Tuesday, August 14, 2007

Failing to Plan is Planning to Fail

The other morning, my critique partner tossed off 4500 words on her new manuscript, and gave it to me to look at over lunch. Yes, you read that correctly. 4500 words. In one morning. I'm lucky if I can manage 3000 words working sunup to sundown.

When I asked her how she'd managed to write so much so quickly, she pointed to her sheet of notes -- scribbled bits of plot and character development that were cryptic in the extreme. But she claimed she'd been thinking about the story since the previous night, and had it pretty much written in her head, so she just had to type it out. Unfortunately for my hopes of ever having a 4500 word morning, I don't write like that.

A few days ago, Tina blogged about the difference between being a plotter or pantser. But most pantsers -- at least among the published authors I've talked to, and it's worth noting that these are the ones that finish books and deliver them on schedules -- don't write blind. They have some sort of an idea for the book. They may not have a plot, per se, with turning points and escalations and denouments, but they have a theme, or a motif, or a character arc, or a situation they want to explore. In other words, they have a plan, loose though it may be.

I'm not a plotter. The conflicting needs and desires of my characters produce their actions, and those actions result in a plot. But it's like quantum physics ... all plots are possible, until the moment when the waveform collapses and a single plot is chosen. So my writing is a series of collapsing waveforms, looking at the range of plots, picking one, writing a few hundred or thousand words until the range of possible plots is once again overwhelming and a new one needs to be selected, then the whole process repeats until the book is finished.

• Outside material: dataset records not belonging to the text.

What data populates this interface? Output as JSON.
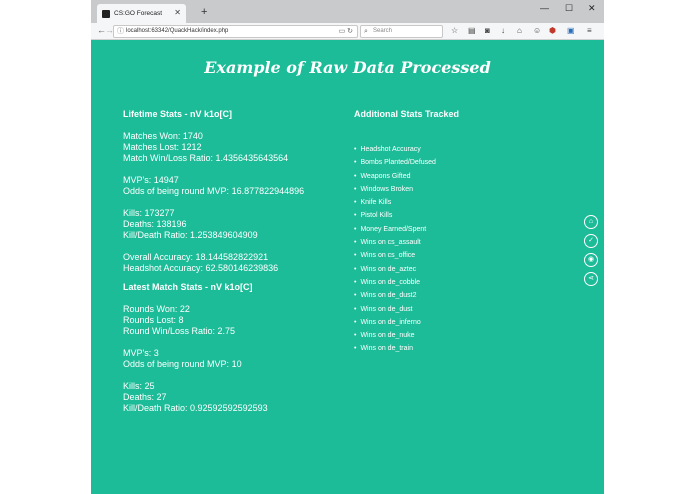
{
  "browser": {
    "tab_title": "CS:GO Forecast",
    "new_tab": "+",
    "url": "localhost:63342/QuackHack/index.php",
    "search_placeholder": "Search"
  },
  "page": {
    "title": "Example of Raw Data Processed",
    "lifetime": {
      "heading": "Lifetime Stats - nV k1o[C]",
      "lines": [
        "Matches Won: 1740",
        "Matches Lost: 1212",
        "Match Win/Loss Ratio: 1.4356435643564",
        "",
        "MVP's: 14947",
        "Odds of being round MVP: 16.877822944896",
        "",
        "Kills: 173277",
        "Deaths: 138196",
        "Kill/Death Ratio: 1.253849604909",
        "",
        "Overall Accuracy: 18.144582822921",
        "Headshot Accuracy: 62.580146239836"
      ]
    },
    "latest": {
      "heading": "Latest Match Stats - nV k1o[C]",
      "lines": [
        "Rounds Won: 22",
        "Rounds Lost: 8",
        "Round Win/Loss Ratio: 2.75",
        "",
        "MVP's: 3",
        "Odds of being round MVP: 10",
        "",
        "Kills: 25",
        "Deaths: 27",
        "Kill/Death Ratio: 0.92592592592593"
      ]
    },
    "additional": {
      "heading": "Additional Stats Tracked",
      "items": [
        "Headshot Accuracy",
        "Bombs Planted/Defused",
        "Weapons Gifted",
        "Windows Broken",
        "Knife Kills",
        "Pistol Kills",
        "Money Earned/Spent",
        "Wins on cs_assault",
        "Wins on cs_office",
        "Wins on de_aztec",
        "Wins on de_cobble",
        "Wins on de_dust2",
        "Wins on de_dust",
        "Wins on de_inferno",
        "Wins on de_nuke",
        "Wins on de_train"
      ]
    },
    "side_icons": [
      "home-icon",
      "check-icon",
      "github-icon",
      "share-icon"
    ]
  },
  "colors": {
    "background": "#1dbc98",
    "text": "#ffffff"
  }
}
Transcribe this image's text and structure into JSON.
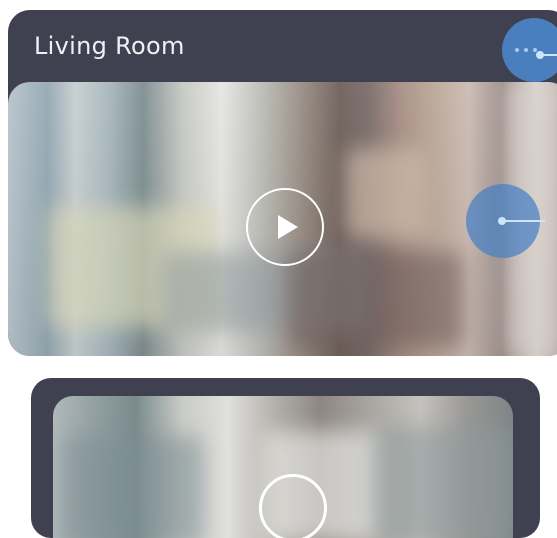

To keep from wandering forever lost in my imagination, I rely on my plan, which helps me to choose the appropriate options from among the glittering host of possibilities. So, for example, in my current release from Cerridwen Press, SHADOW PRINCE, my plan included the basic setup for the story, the backstory (developed in NOT QUITE CAMELOT), and the dichotomies I wanted to explore, such as trust/suspicion. And because of genre conventions, I knew that the characters would ultimately be sucessful in their quest, and the resolution would be a happy one, although I didn't quite know what that resolution would be. When faced with a choice for where to take the story next, I went back to the plan, and that kept the whole thing flowing in a cohesive fashion, building toward the final showdown at the end.

I'm finishing a new novel, now, and really need to write quickly. With my critique partner's example, I thought I'd try making some notes for what has to happen in the various chapters remaining. They ended up being notes like "wanders around town, meets people, learns things". Wow, exciting chapter, huh? I'm sure it will be, by the time I write it. But until that moment when a single possibility is chosen, there's really no way of knowing what will happen. That's what keeps it interesting.